Single by Black M

from the album Les yeux plus gros que le monde
- Released: 24 March 2014
- Length: 4:12
- Label: Wati B; Sony Music Entertainment;
- Songwriters: Black M, Skalpovich
- Producer: Skalpovich

Black M singles chronology
| "Mme Pavoshko" (2014) | "Sur ma route" (2014) | "La légende Black" (2014) |

Music video
- "Sur ma route" on YouTube

= Sur ma route =

"Sur ma route" is a song by French-Guinean rapper, Black M. Written by Black M and Skalpovich and produced by the latter. The song's title is "On my way" in French.

The song was released as the second single from Black M's debut studio album, Les yeux plus gros que le monde (2014).
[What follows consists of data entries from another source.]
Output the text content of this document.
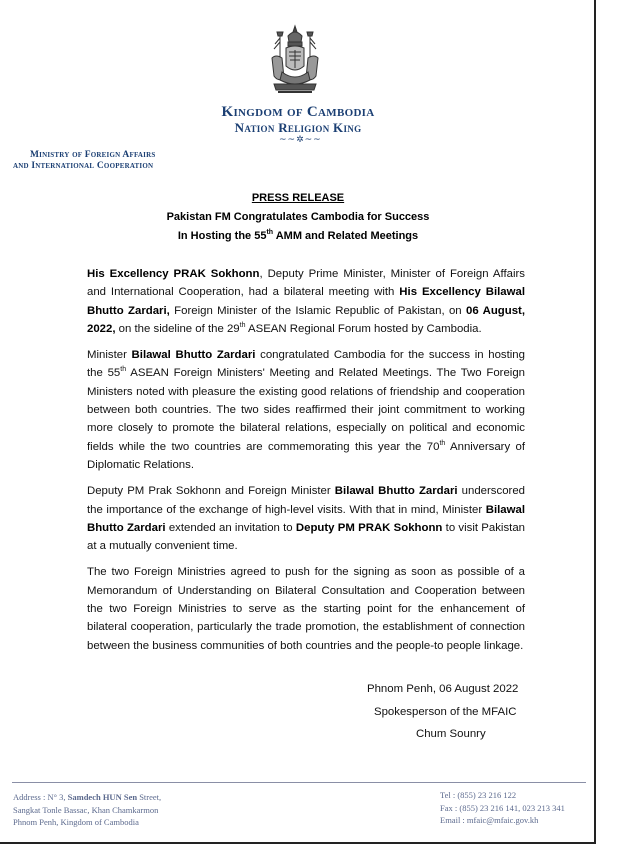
Kingdom of Cambodia
Nation Religion King
~~✲~~
Ministry of Foreign Affairs
and International Cooperation
PRESS RELEASE
Pakistan FM Congratulates Cambodia for Success
In Hosting the 55th AMM and Related Meetings

His Excellency PRAK Sokhonn, Deputy Prime Minister, Minister of Foreign Affairs and International Cooperation, had a bilateral meeting with His Excellency Bilawal Bhutto Zardari, Foreign Minister of the Islamic Republic of Pakistan, on 06 August, 2022, on the sideline of the 29th ASEAN Regional Forum hosted by Cambodia.

Minister Bilawal Bhutto Zardari congratulated Cambodia for the success in hosting the 55th ASEAN Foreign Ministers' Meeting and Related Meetings. The Two Foreign Ministers noted with pleasure the existing good relations of friendship and cooperation between both countries. The two sides reaffirmed their joint commitment to working more closely to promote the bilateral relations, especially on political and economic fields while the two countries are commemorating this year the 70th Anniversary of Diplomatic Relations.

Deputy PM Prak Sokhonn and Foreign Minister Bilawal Bhutto Zardari underscored the importance of the exchange of high-level visits. With that in mind, Minister Bilawal Bhutto Zardari extended an invitation to Deputy PM PRAK Sokhonn to visit Pakistan at a mutually convenient time.

The two Foreign Ministries agreed to push for the signing as soon as possible of a Memorandum of Understanding on Bilateral Consultation and Cooperation between the two Foreign Ministries to serve as the starting point for the enhancement of bilateral cooperation, particularly the trade promotion, the establishment of connection between the business communities of both countries and the people-to people linkage.

Phnom Penh, 06 August 2022
Spokesperson of the MFAIC
Chum Sounry
Address : N° 3, Samdech HUN Sen Street,
Sangkat Tonle Bassac, Khan Chamkarmon
Phnom Penh, Kingdom of Cambodia
Tel : (855) 23 216 122
Fax : (855) 23 216 141, 023 213 341
Email : mfaic@mfaic.gov.kh
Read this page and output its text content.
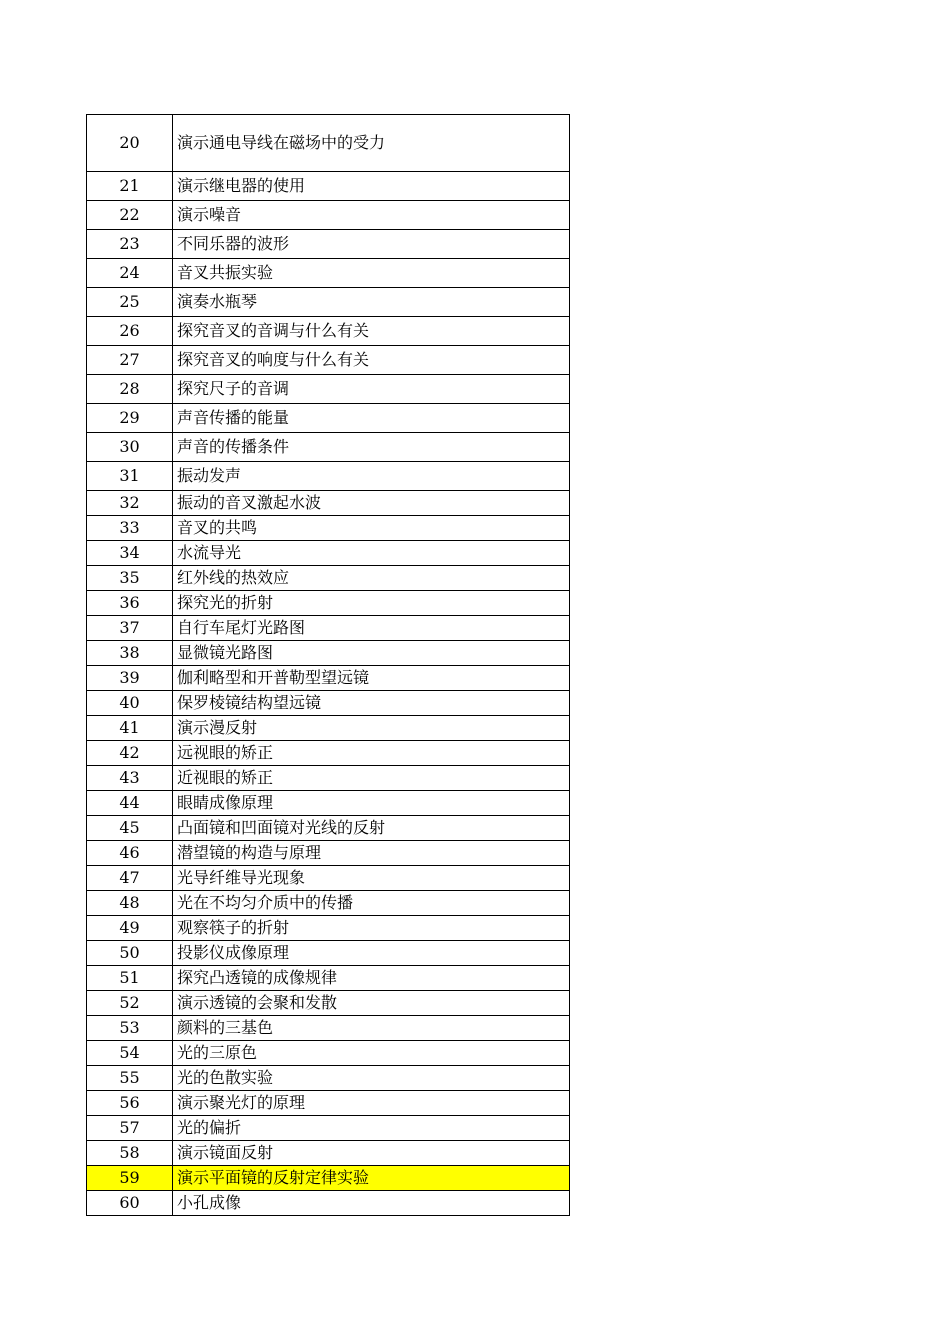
20	演示通电导线在磁场中的受力
21	演示继电器的使用
22	演示噪音
23	不同乐器的波形
24	音叉共振实验
25	演奏水瓶琴
26	探究音叉的音调与什么有关
27	探究音叉的响度与什么有关
28	探究尺子的音调
29	声音传播的能量
30	声音的传播条件
31	振动发声
32	振动的音叉激起水波
33	音叉的共鸣
34	水流导光
35	红外线的热效应
36	探究光的折射
37	自行车尾灯光路图
38	显微镜光路图
39	伽利略型和开普勒型望远镜
40	保罗棱镜结构望远镜
41	演示漫反射
42	远视眼的矫正
43	近视眼的矫正
44	眼睛成像原理
45	凸面镜和凹面镜对光线的反射
46	潜望镜的构造与原理
47	光导纤维导光现象
48	光在不均匀介质中的传播
49	观察筷子的折射
50	投影仪成像原理
51	探究凸透镜的成像规律
52	演示透镜的会聚和发散
53	颜料的三基色
54	光的三原色
55	光的色散实验
56	演示聚光灯的原理
57	光的偏折
58	演示镜面反射
59	演示平面镜的反射定律实验
60	小孔成像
The song became Black M's first number-one hit in his native country and also charted within the top ten in Belgium (Flanders and Wallonia) and the top forty in Switzerland.

==Music video==
The music video, released through VEVO on May 30, 2014, depicts Black M as the main characters of several iconic films and impersonating actors such as The Shawshank Redemption, Forrest Gump, The Dark Knight, Captain Harlock, Rocky, Charlie Chaplin, The Lord of the Rings trilogy and Gravity.

==Charts==

===Weekly charts===

| Chart (2014) | Peak position |
|---|---|
| Belgium (Ultratop 50 Flanders) | 5 |
| Belgium (Ultratop 50 Wallonia) | 2 |
| France (SNEP) | 1 |
| Switzerland (Schweizer Hitparade) | 40 |

===Year-end charts===

| Chart (2014) | Position |
|---|---|
| Belgium (Ultratop Flanders) | 40 |
| Belgium (Ultratop Wallonia) | 6 |
| France (SNEP) | 6 |
| Chart (2015) | Position |
| Belgium (Ultratop Wallonia) | 32 |
| France (SNEP) | 71 |

==Certifications==

| Region | Certification | Certified units/sales |
| Belgium (BRMA) | Platinum | 30,000^{*} |
| France (SNEP) | Gold | 75,000^{*} |
^{*} Sales figures based on certification alone.